Operational Complexity
- LSM engines expose many knobs (memtable size, compaction style, write‑amplification factor). Tuning is essential for stable performance.
- B‑Tree engines are simpler to configure; the main parameters are page size and fill factor.
When to Prefer B‑Tree
- Workloads dominated by reads, especially range queries.
- Limited storage where extra compaction space is unacceptable.
- Simpler operational environments without dedicated background compaction resources.
When to Prefer LSM
- Write‑heavy ingestion (log data, sensor streams, event sourcing).
- Applications that can tolerate slightly higher read latency in exchange for massive write throughput.
- Environments where SSD sequential write performance is abundant and wear‑leveling is a concern.
Key Takeaways
- Append‑only writes: LSM trees convert many tiny random writes into few large sequential writes, aligning with hardware strengths.
- Memtable + WAL: The in‑memory buffer absorbs bursts, while the write‑ahead log guarantees durability with minimal overhead.
- Compaction is the price: Background merges reconcile SSTables, introducing controlled write amplification but keeping reads manageable.

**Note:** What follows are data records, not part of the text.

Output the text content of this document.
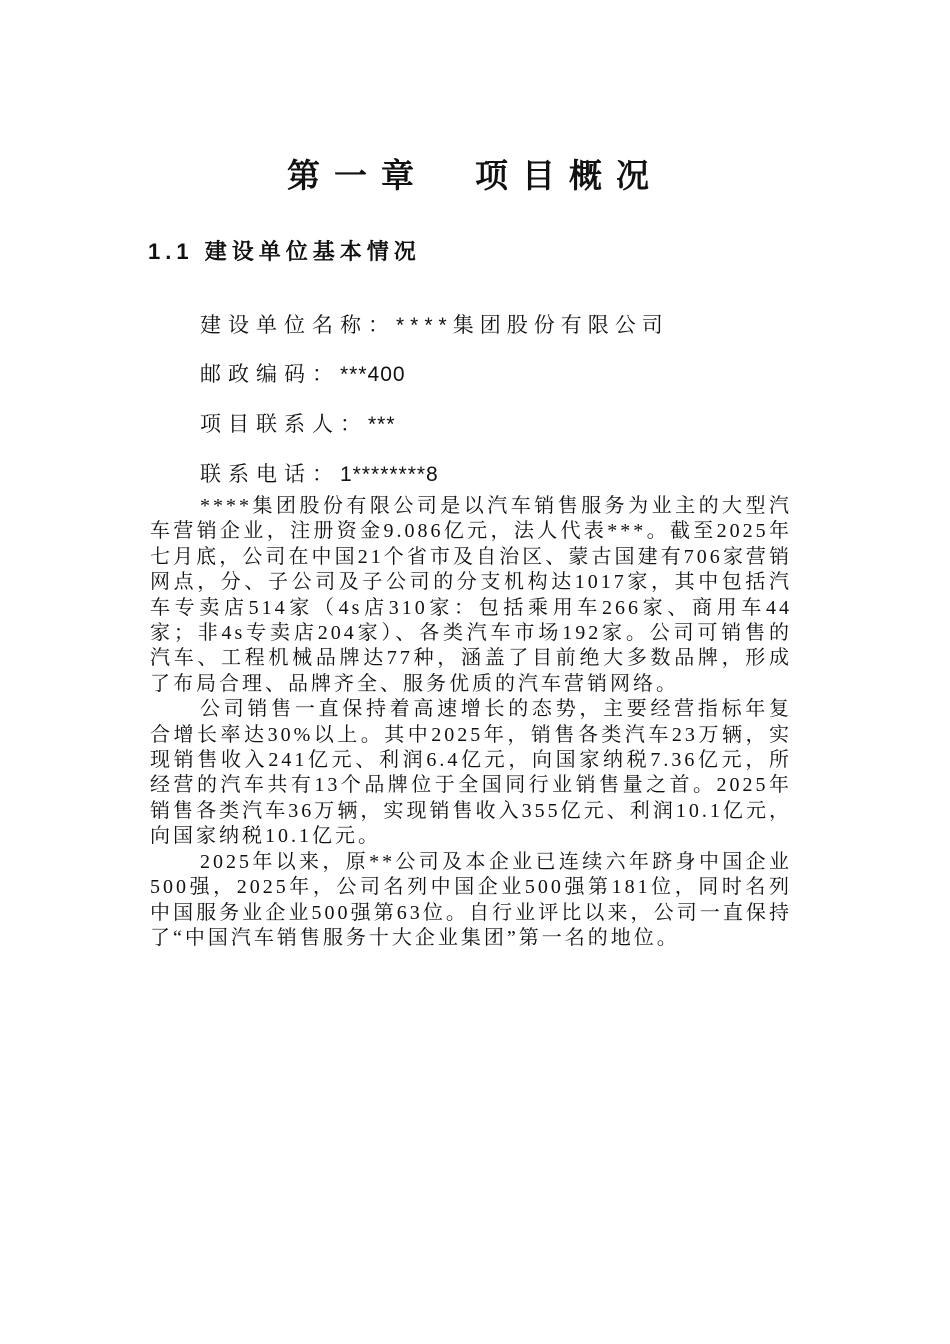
第一章　项目概况
1.1 建设单位基本情况

建设单位名称：****集团股份有限公司

邮政编码：***400

项目联系人：***

联系电话：1********8

****集团股份有限公司是以汽车销售服务为业主的大型汽车营销企业，注册资金9.086亿元，法人代表***。截至2025年七月底，公司在中国21个省市及自治区、蒙古国建有706家营销网点，分、子公司及子公司的分支机构达1017家，其中包括汽车专卖店514家（4s店310家：包括乘用车266家、商用车44家；非4s专卖店204家）、各类汽车市场192家。公司可销售的汽车、工程机械品牌达77种，涵盖了目前绝大多数品牌，形成了布局合理、品牌齐全、服务优质的汽车营销网络。

公司销售一直保持着高速增长的态势，主要经营指标年复合增长率达30%以上。其中2025年，销售各类汽车23万辆，实现销售收入241亿元、利润6.4亿元，向国家纳税7.36亿元，所经营的汽车共有13个品牌位于全国同行业销售量之首。2025年销售各类汽车36万辆，实现销售收入355亿元、利润10.1亿元，向国家纳税10.1亿元。

2025年以来，原**公司及本企业已连续六年跻身中国企业500强，2025年，公司名列中国企业500强第181位，同时名列中国服务业企业500强第63位。自行业评比以来，公司一直保持了“中国汽车销售服务十大企业集团”第一名的地位。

- Read vs. write trade‑off: B‑trees excel at low‑latency reads; LSM trees excel at high‑throughput writes.
- Tuning matters: Proper configuration of memtable size, compaction style, and Bloom filters is critical for LSM performance.
- Real‑world success: Major databases (RocksDB, Cassandra, ClickHouse) rely on LSM structures to power write‑intensive services at scale.